SADECE ONLARA İŞ VAR

"Ülkeyi yönetenler 20 yıldır yalan söylüyor" diye çıkışan Yasemin ise şunları söylüyor: "Sadece kendi çevrelerine iş buluyorlar. Benim kızım üniversite mezunu ama iş bulamıyor. Çünkü yandaş değiliz. Biz vatandaşlar korktuğumuz için ülke bu halde. Gençler de sindi, yetişkinler de. 2023 diyorlar ya hodri meydan, şimdi seçim yapalım. İşsizler oy vermeyecek, EYT’liler oy vermeyecek, üniversite öğrencileri oy vermeyecek. Hepimizi içeriye tıkabilecekleri bir hapishane yapmaları mümkün değil, geldikleri gibi gidecekler. Geçinemiyor insanlar, emekli maaşının 2 bin liranın altında olduğu bir ülkedeyiz. Başka ülkenin emeklisi dünya turu yapıyor, bizim emeklimiz makarna alınca şükürler olsun diyor. Üniversite öğrencileri uzaktan eğitimi istiyor ki gündüzleri çalışabilsin. Dünyanın sayılı üniversitelerinden Boğaziçi’yi, ODTÜ’yü terörist ilan ediyorlar. Biz terörist miyiz, bir partiye oy vermeyince terörist mi oluyorsunuz?"
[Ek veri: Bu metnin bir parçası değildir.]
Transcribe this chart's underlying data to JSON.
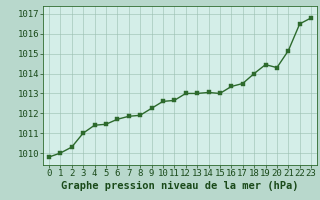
{
  "x": [
    0,
    1,
    2,
    3,
    4,
    5,
    6,
    7,
    8,
    9,
    10,
    11,
    12,
    13,
    14,
    15,
    16,
    17,
    18,
    19,
    20,
    21,
    22,
    23
  ],
  "y": [
    1009.8,
    1010.0,
    1010.3,
    1011.0,
    1011.4,
    1011.45,
    1011.7,
    1011.85,
    1011.9,
    1012.25,
    1012.6,
    1012.65,
    1013.0,
    1013.0,
    1013.05,
    1013.0,
    1013.35,
    1013.5,
    1014.0,
    1014.45,
    1014.3,
    1015.15,
    1016.5,
    1016.8
  ],
  "line_color": "#2d6a2d",
  "marker_color": "#2d6a2d",
  "bg_plot": "#d4eee8",
  "bg_figure": "#b8d8cc",
  "grid_color": "#9abfb0",
  "xlabel": "Graphe pression niveau de la mer (hPa)",
  "xlabel_color": "#1a4a1a",
  "xlabel_fontsize": 7.5,
  "xtick_labels": [
    "0",
    "1",
    "2",
    "3",
    "4",
    "5",
    "6",
    "7",
    "8",
    "9",
    "10",
    "11",
    "12",
    "13",
    "14",
    "15",
    "16",
    "17",
    "18",
    "19",
    "20",
    "21",
    "22",
    "23"
  ],
  "ytick_labels": [
    "1010",
    "1011",
    "1012",
    "1013",
    "1014",
    "1015",
    "1016",
    "1017"
  ],
  "yticks": [
    1010,
    1011,
    1012,
    1013,
    1014,
    1015,
    1016,
    1017
  ],
  "ylim": [
    1009.4,
    1017.4
  ],
  "xlim": [
    -0.5,
    23.5
  ],
  "tick_color": "#1a4a1a",
  "tick_fontsize": 6.5,
  "spine_color": "#2d6a2d",
  "linewidth": 1.0,
  "markersize": 2.5
}
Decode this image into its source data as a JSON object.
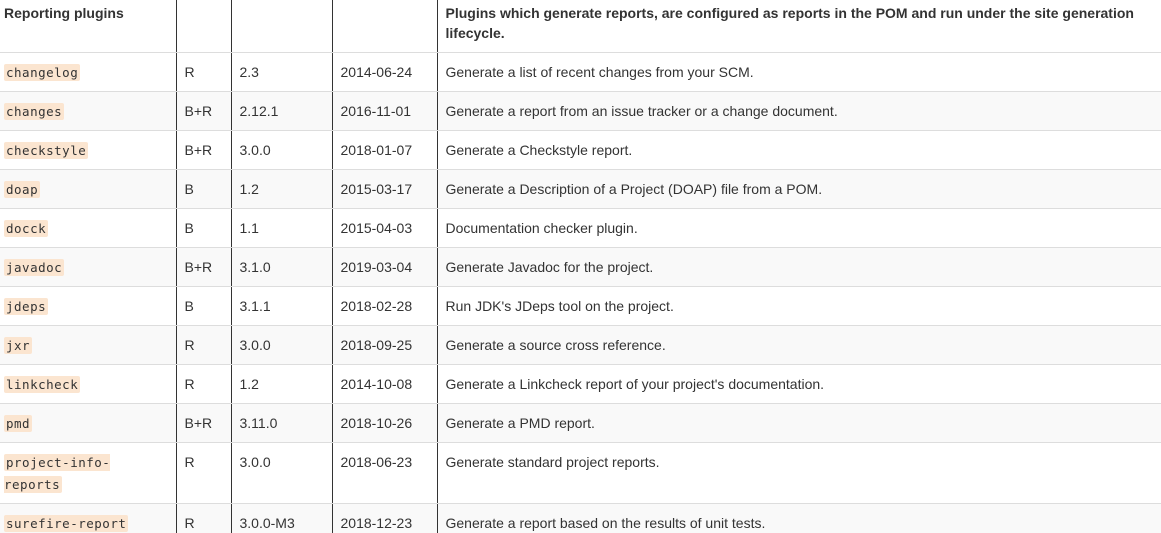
{
  "table": {
    "headers": [
      "Reporting plugins",
      "",
      "",
      "",
      "Plugins which generate reports, are configured as reports in the POM and run under the site generation lifecycle."
    ],
    "rows": [
      {
        "plugin": "changelog",
        "type": "R",
        "version": "2.3",
        "date": "2014-06-24",
        "description": "Generate a list of recent changes from your SCM."
      },
      {
        "plugin": "changes",
        "type": "B+R",
        "version": "2.12.1",
        "date": "2016-11-01",
        "description": "Generate a report from an issue tracker or a change document."
      },
      {
        "plugin": "checkstyle",
        "type": "B+R",
        "version": "3.0.0",
        "date": "2018-01-07",
        "description": "Generate a Checkstyle report."
      },
      {
        "plugin": "doap",
        "type": "B",
        "version": "1.2",
        "date": "2015-03-17",
        "description": "Generate a Description of a Project (DOAP) file from a POM."
      },
      {
        "plugin": "docck",
        "type": "B",
        "version": "1.1",
        "date": "2015-04-03",
        "description": "Documentation checker plugin."
      },
      {
        "plugin": "javadoc",
        "type": "B+R",
        "version": "3.1.0",
        "date": "2019-03-04",
        "description": "Generate Javadoc for the project."
      },
      {
        "plugin": "jdeps",
        "type": "B",
        "version": "3.1.1",
        "date": "2018-02-28",
        "description": "Run JDK's JDeps tool on the project."
      },
      {
        "plugin": "jxr",
        "type": "R",
        "version": "3.0.0",
        "date": "2018-09-25",
        "description": "Generate a source cross reference."
      },
      {
        "plugin": "linkcheck",
        "type": "R",
        "version": "1.2",
        "date": "2014-10-08",
        "description": "Generate a Linkcheck report of your project's documentation."
      },
      {
        "plugin": "pmd",
        "type": "B+R",
        "version": "3.11.0",
        "date": "2018-10-26",
        "description": "Generate a PMD report."
      },
      {
        "plugin": "project-info-reports",
        "type": "R",
        "version": "3.0.0",
        "date": "2018-06-23",
        "description": "Generate standard project reports."
      },
      {
        "plugin": "surefire-report",
        "type": "R",
        "version": "3.0.0-M3",
        "date": "2018-12-23",
        "description": "Generate a report based on the results of unit tests."
      }
    ]
  }
}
2.5 aydır işsiz olan AKP seçmeni Yusuf Karatoprak ise ülkede her şeyin güllük gülistanlık olduğunu ifade ediyor. Karatoprak, "Bir grup memleketi kötülemek için elinden geleni yapıyor, Allah’a şükür hayatımızdan gayet memnunuz, hiçbir sıkıntı yok, her şey normal. Zamlardan etkilendik, işsizliğin artması normal, dünyada var bu sorun sadece Türkiye’de olan bir şey değil. Bizim muhalefetimiz birlik olmuş Türkiye’yi karalıyor. Yabancı sermaye gelip yatırım yapmıyor, istikrar sorunu var diyor. Aç yoktur, kendini aciz gösteren çoktur. Ben 2.5 aydır kimseye muhtaç olmadım, Allah’a şükür hesabımda param da var, hayatımı da güllük gülistanlık geçiriyorum. Allah devletimizden razı olsun" diyor.

‘400 KİŞİ İŞSİZLİK MAAŞINI SORUYOR’

İstanbul’da bir sosyal güvenlik kurumundan bir santral çalışanı, "Günde sadece 300-400 kişi işsizlik parasını sormak için bizi arıyor. Oysa bu işin muhatabı İŞKUR ancak sayı o kadar fazla ki İŞKUR telefonlara bile bakmıyor. Vatandaşın hali berbat, işsizlik maaşıyla ekonomisini düzeltemese de günü kurtarmaya çalışıyor insanlar. Arayanları İŞKUR’a yönlendiriyorum. Sıkıntı çok büyük. İnsanlar İŞKUR’u aradıklarında ulaşabilmeli. Santralde görevliyim içim acıyor, 1 ay önce kalp krizi geçirdim. Doktora gittim stent taktı, çalışabilirsin dedi ama ben her telefona baktığımda 4 damarım birden tıkanıyor. Düşünsene cebinde beş kuruş para yok, çocuğun bir çikolata al dese alamayacaksın. Yaşayan biliyor. Ülkemizde istihdam yok, bir fabrika kurayım da insanlar çalışsın diyen yok. İşverenler yabancı işçileri çalıştırıyor, niye, sigorta primi yatırmak istemiyor, cumhuriyet kurulduğunda fabrikalar açılmış şimdi bırak fabrika açmayı devlet kurumlarını satacak hale gelmişiz" diyor.